Back to the Future: FAMU Then and Now

Courtesy of Billboard

The future starts now.

Almost three decades ago, Marty McFly and Doc Brown took their DeLorean time machine to the future to visit McFly’s future children in the movie, “Back to the Future II.” They arrived in the future at 4:39 p.m. on October 21, 2015, making today Back to the Future Day.

A slew of celebrations are set for today, including the re-release of the classic movie in select theaters and thousands of parties recreating the movie.

Kiannah Laurent, a Florida A&M University (FAMU) second-year pre-nursing student from Atlanta, Ga., is a big fan of the Back to the Future series and finds the differences between the movie version of 2015 and the present time interesting.

“In the movie, 2015 looks so futuristic and now we don’t have any of [what the movie projected],” Laurent said.

According to the film, by 2015 people would drive flying cars and individuals would get laid off through fax machines as McFly does in the movie. These things do not occur in present time. However, the cult film did get a few things correct about 2015, such as the use of video calling.

However, 2015 still remains much different from 1989 when the movie was released. Many of these differences are seen at FAMU.

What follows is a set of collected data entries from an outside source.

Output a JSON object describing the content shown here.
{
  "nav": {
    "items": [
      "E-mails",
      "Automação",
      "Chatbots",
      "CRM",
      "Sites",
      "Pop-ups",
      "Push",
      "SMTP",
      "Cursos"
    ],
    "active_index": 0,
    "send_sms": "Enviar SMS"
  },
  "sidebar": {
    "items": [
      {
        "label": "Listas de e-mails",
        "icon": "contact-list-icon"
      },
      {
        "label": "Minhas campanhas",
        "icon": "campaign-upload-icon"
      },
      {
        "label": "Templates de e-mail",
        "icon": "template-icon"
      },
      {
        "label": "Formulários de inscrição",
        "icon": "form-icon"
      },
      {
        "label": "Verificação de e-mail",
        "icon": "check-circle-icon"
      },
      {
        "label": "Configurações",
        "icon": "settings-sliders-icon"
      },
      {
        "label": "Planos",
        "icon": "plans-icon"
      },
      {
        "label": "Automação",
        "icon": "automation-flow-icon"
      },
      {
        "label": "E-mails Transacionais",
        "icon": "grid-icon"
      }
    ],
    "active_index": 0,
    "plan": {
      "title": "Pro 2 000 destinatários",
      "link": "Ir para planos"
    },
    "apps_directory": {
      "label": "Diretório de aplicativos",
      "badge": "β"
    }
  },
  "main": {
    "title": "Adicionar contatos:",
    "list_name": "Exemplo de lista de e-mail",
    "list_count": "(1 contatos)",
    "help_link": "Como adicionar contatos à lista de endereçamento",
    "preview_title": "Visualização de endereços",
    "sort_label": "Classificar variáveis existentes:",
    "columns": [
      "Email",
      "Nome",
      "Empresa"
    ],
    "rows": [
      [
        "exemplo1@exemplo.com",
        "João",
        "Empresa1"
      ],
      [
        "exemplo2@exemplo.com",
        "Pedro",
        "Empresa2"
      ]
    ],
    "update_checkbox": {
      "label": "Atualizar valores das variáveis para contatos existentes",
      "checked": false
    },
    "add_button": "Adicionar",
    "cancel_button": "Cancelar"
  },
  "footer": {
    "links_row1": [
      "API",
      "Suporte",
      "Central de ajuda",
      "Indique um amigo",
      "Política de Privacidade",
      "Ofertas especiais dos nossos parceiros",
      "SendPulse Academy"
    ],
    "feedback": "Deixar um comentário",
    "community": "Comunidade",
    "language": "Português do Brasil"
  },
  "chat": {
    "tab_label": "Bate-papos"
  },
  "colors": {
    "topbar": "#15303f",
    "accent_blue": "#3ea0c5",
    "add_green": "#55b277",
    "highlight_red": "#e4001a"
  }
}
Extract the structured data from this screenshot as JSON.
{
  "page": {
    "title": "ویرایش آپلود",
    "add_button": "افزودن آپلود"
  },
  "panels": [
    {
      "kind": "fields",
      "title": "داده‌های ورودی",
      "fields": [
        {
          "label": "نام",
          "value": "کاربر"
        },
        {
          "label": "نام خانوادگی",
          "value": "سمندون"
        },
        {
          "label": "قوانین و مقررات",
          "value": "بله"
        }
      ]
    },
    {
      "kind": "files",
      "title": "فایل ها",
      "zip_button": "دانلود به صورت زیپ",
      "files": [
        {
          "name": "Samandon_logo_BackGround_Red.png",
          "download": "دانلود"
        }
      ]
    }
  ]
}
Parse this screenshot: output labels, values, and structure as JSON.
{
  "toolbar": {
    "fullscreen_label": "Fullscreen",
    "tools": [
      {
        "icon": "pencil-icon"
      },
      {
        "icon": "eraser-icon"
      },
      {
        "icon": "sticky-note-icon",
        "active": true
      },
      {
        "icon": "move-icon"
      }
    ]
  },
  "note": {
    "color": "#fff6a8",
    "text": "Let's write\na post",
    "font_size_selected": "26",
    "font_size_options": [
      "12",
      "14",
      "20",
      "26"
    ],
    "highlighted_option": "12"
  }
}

In honor of the 1989 movie, Rattler alumni take a look back at a less technological yet very spirited time to be a FAMU Rattler.

In the year 1989, the FAMU’s notable band, the Marching 100, took their talents to Paris, France to perform in the Bicentennial Celebration of the French Revolution.

The same year, Progressive Black Men (PBM) was founded on the campus of Florida State University and soon came to FAMU where it remains a leading organization on campus.

Saiyed Ahmad, the FAMU Library Supervisor of Cataloging, remembers all of these events vividly. He has worked in the FAMU libraries since 1968 and recalls the year 1989 as a time of growth for FAMU. He remembers the increasing enrollment at the university, which peaked at 13,000 students under the leadership of President Frederick Humphries who served from 1985 to 2001.

Ahmad remembers Humphries as a very charismatic man.

“The way he talked was very appealing to the students. I never heard anybody complain [about him],” said Ahmad.

Ahmad also remembers the expansion of academics at FAMU. He recalls the implementation of the College of Engineering Sciences, Technology and Agriculture and conversations he had with the late Sybil Mobley when she served as Dean of the School of Business and Industry.

While many current FAMU students were not alive in 1989, they still appreciate the changes that have been made at FAMU over the past years and recognize room for more growth.

Dajuh Sawyer, a sophomore senator and second-year business administration student from Saint Petersburg, enjoys serving FAMU and the community. In the coming years, she says she would like to see a worldwide brand developed for the university.

“I would like to see ways that FAMU can do more recruiting on a global level. For example, let’s take recruitment trips out of the U.S.,” Sawyer said.

Ahmad does not see the need for any specific changes at the university, but he believes all change is good.

“We need change. We cannot stay in isolation. What changes? I don’t know. But a change has to come all the time.”

One thing that has not changed is the status of FAMU. Whether it is 1989 or the present, FAMU remains a national leader among universities in the U.S.